Но те, кто трудится во имя безопасности и процветания России теперь, не имеют с той организацией ничего общего. Это недоразумение. Вы бежите оттого, кто вас защищает и заботится о вас. Вы запутались. Вам нужно пойти и все честно рассказать.

— Я подумаю, — сказал Саша. Он, конечно, не собирался думать над таким нелепым советом. О. Филарет, как человек, за которым ни разу еще не гналась смерть, просто не понимал, о чем говорит; раньше, до истории с рукописью, Саша тоже мог бы кому-то посоветовать «пойти и все честно рассказать».
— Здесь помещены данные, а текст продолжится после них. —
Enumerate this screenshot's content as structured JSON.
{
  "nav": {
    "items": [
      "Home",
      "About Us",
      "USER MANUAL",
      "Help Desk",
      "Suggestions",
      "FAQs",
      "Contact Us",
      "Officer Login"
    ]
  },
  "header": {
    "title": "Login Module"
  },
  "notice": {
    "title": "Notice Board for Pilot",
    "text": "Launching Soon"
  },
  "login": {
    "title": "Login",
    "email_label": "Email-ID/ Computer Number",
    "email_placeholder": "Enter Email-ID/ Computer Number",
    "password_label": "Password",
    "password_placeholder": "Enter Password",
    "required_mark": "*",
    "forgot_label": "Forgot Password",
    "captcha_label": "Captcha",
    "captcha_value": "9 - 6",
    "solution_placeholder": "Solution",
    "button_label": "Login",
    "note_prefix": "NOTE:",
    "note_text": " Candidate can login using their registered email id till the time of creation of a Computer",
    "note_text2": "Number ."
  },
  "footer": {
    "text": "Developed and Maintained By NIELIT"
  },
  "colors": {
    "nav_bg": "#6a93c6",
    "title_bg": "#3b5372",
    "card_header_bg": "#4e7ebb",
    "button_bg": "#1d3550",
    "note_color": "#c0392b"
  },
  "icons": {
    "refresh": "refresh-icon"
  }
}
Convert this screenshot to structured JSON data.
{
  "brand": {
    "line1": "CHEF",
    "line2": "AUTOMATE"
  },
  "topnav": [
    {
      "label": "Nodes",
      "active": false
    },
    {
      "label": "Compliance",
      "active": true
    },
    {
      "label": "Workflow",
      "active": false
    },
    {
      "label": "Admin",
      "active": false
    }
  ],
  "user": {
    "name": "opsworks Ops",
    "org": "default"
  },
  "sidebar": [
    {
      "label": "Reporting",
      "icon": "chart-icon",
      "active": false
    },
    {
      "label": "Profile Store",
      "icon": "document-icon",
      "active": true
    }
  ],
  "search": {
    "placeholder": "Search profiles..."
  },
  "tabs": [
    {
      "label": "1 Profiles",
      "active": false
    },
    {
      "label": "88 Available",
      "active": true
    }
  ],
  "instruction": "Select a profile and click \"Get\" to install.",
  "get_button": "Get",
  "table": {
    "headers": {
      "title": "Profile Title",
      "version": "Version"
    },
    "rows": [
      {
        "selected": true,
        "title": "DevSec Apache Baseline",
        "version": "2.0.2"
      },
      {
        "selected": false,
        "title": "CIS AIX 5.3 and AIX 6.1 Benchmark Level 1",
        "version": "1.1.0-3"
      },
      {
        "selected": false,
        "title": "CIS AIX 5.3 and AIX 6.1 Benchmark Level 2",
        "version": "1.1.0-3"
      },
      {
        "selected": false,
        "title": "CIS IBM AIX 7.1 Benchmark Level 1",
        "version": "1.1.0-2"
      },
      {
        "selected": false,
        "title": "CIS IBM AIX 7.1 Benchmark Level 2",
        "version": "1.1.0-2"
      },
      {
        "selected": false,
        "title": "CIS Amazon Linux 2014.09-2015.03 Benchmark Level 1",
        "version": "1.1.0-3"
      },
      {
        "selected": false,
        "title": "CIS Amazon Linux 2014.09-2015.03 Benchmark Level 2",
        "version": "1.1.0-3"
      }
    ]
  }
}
— Подумайте. Будьте честны, это главное. Вы оставите мне рукопись, чтоб я мог с нею поработать? Быть может, я смогу ответить на ваши вопросы более точно.

— Извините, отец, но…

Саша решил твердо, что никому рукопись давать не будет, ибо это плохо заканчивается. Он не хотел подставлять наивного о. Филарета под удар. Копию он, может, и оставил бы ему, но копии у него с собой не было, она осталась у Левы.

— Вы даже меня боитесь, — сказал о. Филарет удивленно и тихо, — как вы испуганы, бедный мальчик, как запутались… Неужели вы могли подумать, что я пойду доносить на вас? Вы, должно быть, «Овода» в детстве читали… Но нельзя же подход католического патера…

— Нет, что вы, — смутился Саша. — То есть я читал «Овода, но я совсем не потому. У меня просто нет копии. То есть она у товарища… Мне надо с ним посоветоваться.

— Посоветуйтесь. Сейчас мне, к сожалению, нужно идти, — сказал о. Филарет. — Вы можете переночевать в моей квартире, если хотите.

— Да нет, спасибо. — Саша боялся за Филарета. Незачем Филарету погибать ни за что ни про что.

— Мы могли бы встретиться с вами завтра…

— Да, да, — сказал Саша. — Я вам позвоню. — Он не собирался больше встречаться с Филаретом. Проку от него -ноль. И болтлив.

На прощанье они вполне светски пожали друг другу руки. Саша ожидал и надеялся, что о. Филарет скажет «Идите с Богом», или «Храни вас Бог», или еще что-нибудь такое. Но о. Филарет сказал ему просто: «До свидания».

Расставшись с о.Филаретом, Саша решил вернуться «домой», то есть на Бауманскую, к Леве. Он слишком устал, чтобы бегать и прятаться. И он уже не думал, что Лева сдал его. Он всерьез этого никогда и не думал, а только сгоряча, в пылу ссоры. Он уже представлял, как они с Левой выпьют чаю и немножко помудрят над рукописью, если Лева будет в настроении. Но он опоздал.

Он сидел в подъезде, на ступеньках, сжав голову руками. В квартире никого не было. Он звонил Леве, пока не села батарея. Все кончено. У него не было сил идти куда-то. Он очень устал. Он уже много лет не ходил так много пешком, а все ездил на хороших, добротных машинах (немецкие — лучшие), меняя их каждые два года, как предписывает хороший тон; он, конечно, ходил пешком на пляже и даже бегал дважды в неделю на футбольном поле и трижды — на теннисном корте; но отмахать километров тридцать по городу, в зной, как сегодня, в обычной городской обуви, ему не приходилось со школы. Он сидел так до темноты. Ему уже было все безразлично.